The Federal Transit Administration’s (FTA) Acting Administrator Therese McMillan participated in the unveiling of the reconstructed Fordham Plaza, a major intermodal public transportation hub in the heart of The Bronx.
The project improves access to public transportation for thousands of New York City residents, and is another success for the Department’s Transportation Investment Generating Economic Recovery (TIGER) grant program.
“We invested in the Fordham Plaza reconstruction because we knew the safety and mobility improvement would transform how people travel in and around The Bronx,” said U.S. Transportation Secretary Anthony Foxx. “In addition, the expanded public space ties the neighborhoods, retail district, and cultural institutions together to strengthen the vitality of the surrounding area.”
Altogether, the $33.9 million project to fully reconstruct Fordham Plaza received a $10 million TIGER grant and $7.2 million in other U.S. DOT funding. In addition to improving access to transit connections for thousands of daily bus and rail passengers, the renovated plaza will enable economic development in an economically distressed area of The Bronx. The remainder of the project was funded by New York City and New York State.

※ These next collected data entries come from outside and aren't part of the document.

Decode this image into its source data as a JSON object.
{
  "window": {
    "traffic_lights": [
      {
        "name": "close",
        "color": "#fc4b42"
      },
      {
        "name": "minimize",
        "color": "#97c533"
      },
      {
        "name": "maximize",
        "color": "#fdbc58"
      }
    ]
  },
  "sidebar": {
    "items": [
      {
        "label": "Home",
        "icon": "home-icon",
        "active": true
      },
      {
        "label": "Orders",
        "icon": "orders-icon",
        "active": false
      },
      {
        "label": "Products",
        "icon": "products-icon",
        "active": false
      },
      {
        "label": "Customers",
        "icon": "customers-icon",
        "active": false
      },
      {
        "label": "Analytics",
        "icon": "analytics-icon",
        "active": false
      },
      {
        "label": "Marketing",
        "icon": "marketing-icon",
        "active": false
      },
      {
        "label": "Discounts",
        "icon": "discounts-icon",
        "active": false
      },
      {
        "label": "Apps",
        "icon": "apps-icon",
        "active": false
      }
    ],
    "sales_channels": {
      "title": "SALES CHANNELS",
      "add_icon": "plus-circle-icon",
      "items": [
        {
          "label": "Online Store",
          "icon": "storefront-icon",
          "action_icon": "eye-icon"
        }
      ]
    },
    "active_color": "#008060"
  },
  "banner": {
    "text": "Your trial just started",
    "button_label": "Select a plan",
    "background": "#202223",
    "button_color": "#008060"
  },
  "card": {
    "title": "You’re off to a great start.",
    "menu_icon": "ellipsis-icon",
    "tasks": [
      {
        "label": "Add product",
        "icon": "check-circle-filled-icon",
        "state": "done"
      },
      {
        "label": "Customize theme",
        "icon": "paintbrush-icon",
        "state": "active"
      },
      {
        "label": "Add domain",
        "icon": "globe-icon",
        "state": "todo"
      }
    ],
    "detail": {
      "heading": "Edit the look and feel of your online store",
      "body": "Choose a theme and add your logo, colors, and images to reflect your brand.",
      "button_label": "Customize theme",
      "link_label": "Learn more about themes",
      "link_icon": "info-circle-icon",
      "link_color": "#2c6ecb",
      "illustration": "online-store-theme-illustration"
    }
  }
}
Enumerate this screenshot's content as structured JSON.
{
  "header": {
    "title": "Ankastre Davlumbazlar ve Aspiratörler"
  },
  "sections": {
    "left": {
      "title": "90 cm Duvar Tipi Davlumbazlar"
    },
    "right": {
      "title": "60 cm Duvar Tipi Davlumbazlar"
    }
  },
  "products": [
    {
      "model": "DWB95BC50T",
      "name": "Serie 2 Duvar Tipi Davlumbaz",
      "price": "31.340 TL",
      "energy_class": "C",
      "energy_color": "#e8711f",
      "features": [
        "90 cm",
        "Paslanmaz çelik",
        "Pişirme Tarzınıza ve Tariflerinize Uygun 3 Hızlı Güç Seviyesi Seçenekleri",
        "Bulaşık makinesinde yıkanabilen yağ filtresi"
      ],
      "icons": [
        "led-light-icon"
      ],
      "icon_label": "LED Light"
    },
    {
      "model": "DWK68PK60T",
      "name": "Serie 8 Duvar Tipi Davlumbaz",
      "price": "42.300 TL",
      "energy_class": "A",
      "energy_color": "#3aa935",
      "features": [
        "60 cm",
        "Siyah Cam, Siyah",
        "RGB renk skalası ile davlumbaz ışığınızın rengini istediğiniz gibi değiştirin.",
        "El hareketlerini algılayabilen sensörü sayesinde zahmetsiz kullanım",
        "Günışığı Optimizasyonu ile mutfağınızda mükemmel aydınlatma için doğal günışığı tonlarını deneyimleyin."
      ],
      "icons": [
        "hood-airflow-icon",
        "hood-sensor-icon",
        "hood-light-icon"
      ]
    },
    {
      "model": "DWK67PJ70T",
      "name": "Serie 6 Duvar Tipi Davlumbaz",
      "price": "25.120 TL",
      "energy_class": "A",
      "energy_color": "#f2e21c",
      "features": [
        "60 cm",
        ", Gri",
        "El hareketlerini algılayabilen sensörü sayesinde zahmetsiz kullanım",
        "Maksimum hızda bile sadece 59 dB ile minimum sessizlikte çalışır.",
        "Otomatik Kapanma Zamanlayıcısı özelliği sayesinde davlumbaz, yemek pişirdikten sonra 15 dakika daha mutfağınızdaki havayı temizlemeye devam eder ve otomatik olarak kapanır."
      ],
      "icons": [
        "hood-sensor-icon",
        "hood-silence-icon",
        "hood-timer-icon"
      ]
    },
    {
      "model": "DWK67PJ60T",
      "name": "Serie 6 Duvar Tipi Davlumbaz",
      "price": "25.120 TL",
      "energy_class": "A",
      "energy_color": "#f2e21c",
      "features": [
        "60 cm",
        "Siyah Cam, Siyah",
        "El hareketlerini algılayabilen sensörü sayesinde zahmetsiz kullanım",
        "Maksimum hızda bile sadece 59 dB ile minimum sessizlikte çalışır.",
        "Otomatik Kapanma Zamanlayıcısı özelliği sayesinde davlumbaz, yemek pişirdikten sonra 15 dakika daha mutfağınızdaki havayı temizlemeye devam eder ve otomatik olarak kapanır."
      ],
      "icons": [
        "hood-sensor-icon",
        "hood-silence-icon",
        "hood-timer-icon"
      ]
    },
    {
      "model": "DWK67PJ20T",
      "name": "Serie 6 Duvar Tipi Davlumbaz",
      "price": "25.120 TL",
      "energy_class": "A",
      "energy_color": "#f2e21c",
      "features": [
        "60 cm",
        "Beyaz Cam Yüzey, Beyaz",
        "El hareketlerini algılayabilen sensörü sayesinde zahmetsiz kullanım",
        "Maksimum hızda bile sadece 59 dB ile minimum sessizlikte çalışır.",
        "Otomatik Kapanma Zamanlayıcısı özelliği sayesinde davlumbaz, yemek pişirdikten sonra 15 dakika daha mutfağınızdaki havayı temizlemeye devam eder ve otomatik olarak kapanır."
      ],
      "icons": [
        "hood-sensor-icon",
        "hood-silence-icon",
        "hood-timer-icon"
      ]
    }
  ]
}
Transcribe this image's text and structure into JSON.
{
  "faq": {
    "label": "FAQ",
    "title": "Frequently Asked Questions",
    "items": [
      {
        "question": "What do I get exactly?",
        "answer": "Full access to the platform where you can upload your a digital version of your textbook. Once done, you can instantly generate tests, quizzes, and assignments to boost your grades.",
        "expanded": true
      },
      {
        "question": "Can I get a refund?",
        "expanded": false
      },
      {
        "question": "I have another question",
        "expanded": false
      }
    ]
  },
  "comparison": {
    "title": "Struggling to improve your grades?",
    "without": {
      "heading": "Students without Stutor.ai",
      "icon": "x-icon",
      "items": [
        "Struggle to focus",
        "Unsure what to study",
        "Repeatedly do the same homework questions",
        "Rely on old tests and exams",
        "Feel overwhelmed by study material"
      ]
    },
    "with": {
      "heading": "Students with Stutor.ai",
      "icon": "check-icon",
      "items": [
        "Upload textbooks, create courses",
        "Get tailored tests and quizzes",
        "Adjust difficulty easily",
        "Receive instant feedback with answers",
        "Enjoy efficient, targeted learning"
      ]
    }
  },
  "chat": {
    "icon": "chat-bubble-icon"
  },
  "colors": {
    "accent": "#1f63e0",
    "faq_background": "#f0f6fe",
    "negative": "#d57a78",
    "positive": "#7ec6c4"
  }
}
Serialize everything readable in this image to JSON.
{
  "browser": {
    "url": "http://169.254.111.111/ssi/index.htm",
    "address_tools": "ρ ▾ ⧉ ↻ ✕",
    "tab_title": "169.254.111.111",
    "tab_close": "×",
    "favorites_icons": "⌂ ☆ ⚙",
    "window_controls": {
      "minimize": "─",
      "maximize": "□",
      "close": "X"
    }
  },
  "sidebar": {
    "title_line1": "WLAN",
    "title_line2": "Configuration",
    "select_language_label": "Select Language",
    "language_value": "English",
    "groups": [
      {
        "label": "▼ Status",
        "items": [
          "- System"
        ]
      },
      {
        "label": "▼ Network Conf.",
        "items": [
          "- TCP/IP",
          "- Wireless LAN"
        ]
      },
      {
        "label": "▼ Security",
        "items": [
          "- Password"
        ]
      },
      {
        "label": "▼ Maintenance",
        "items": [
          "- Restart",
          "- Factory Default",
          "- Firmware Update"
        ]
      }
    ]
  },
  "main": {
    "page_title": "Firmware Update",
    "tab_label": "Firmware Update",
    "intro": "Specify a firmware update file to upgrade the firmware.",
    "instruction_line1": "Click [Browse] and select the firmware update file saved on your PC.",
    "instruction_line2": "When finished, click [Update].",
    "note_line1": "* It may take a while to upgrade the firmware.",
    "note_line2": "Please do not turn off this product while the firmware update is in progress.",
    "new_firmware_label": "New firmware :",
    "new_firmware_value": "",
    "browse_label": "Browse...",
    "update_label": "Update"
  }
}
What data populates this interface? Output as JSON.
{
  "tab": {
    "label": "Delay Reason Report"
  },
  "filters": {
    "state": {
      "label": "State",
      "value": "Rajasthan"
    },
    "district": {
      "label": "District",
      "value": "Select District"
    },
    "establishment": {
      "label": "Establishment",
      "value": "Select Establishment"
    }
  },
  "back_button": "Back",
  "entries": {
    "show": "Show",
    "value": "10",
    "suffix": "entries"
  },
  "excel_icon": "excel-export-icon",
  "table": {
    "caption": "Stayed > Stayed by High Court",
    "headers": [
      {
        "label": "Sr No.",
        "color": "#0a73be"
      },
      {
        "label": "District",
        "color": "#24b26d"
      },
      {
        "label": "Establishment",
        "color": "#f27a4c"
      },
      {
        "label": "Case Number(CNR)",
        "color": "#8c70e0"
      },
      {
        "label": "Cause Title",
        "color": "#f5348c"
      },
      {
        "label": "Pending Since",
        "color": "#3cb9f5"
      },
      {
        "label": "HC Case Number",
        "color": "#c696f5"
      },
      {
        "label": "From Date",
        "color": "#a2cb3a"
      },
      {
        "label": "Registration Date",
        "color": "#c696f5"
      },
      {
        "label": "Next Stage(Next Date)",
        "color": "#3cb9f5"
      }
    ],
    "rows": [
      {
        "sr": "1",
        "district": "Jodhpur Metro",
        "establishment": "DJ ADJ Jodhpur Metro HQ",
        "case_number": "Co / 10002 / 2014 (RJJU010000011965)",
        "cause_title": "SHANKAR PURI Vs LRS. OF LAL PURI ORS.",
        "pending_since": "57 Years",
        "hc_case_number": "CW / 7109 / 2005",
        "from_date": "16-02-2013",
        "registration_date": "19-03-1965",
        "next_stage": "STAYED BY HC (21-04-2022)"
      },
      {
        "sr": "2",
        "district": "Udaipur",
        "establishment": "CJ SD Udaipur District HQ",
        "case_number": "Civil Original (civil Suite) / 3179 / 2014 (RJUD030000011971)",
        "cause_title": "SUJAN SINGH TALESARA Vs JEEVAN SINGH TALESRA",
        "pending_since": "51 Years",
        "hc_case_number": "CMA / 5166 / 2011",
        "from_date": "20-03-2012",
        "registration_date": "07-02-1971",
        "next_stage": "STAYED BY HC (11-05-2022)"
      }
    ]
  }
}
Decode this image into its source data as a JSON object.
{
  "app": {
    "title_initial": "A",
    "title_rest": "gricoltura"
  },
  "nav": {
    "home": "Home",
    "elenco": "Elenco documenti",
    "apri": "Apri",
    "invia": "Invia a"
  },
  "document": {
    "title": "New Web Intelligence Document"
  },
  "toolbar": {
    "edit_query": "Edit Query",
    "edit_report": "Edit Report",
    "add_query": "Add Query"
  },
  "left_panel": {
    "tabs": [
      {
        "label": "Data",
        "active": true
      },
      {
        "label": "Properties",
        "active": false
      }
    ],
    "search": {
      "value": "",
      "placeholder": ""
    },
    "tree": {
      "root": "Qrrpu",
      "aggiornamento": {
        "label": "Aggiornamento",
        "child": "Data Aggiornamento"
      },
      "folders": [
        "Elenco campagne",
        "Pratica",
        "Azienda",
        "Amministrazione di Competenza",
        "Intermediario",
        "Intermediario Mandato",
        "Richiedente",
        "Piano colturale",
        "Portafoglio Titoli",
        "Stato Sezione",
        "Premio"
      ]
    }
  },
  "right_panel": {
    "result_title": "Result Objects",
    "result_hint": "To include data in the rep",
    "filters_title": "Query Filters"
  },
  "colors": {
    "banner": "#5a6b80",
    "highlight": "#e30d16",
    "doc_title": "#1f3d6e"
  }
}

“The Fordham Plaza area has been called the worst intersection in the city, but with the help of federal funding it is now a safer, easier to navigate public transportation hub with more public space that can be enjoyed by all,” said McMillan. “We are proud to partner with New York City to improve public transit options in our nation’s top city for transit ridership.”
The project reconfigures circulation of 12 bus routes to benefit 41,000 daily bus users and the local neighborhood, enhances access to the MTA-Metro North station for 11,000 daily commuter rail passengers, and increases safety for 80,000 daily pedestrians in the area. In addition, adjacent streets were modified to alleviate traffic congestion, enhance pedestrian safety and improve accessibility to the plaza for people with disabilities and mobility issues.
Since 2009, TIGER has provided a total grant amount of $4.6 billion to 381 projects in all 50 states, the District of Columbia and Puerto Rico, including 134 projects to support rural and tribal communities. Program demand has been overwhelming; to date the U.S. DOT has received more than 6,700 applications requesting more than $134 billion for transportation projects across the country.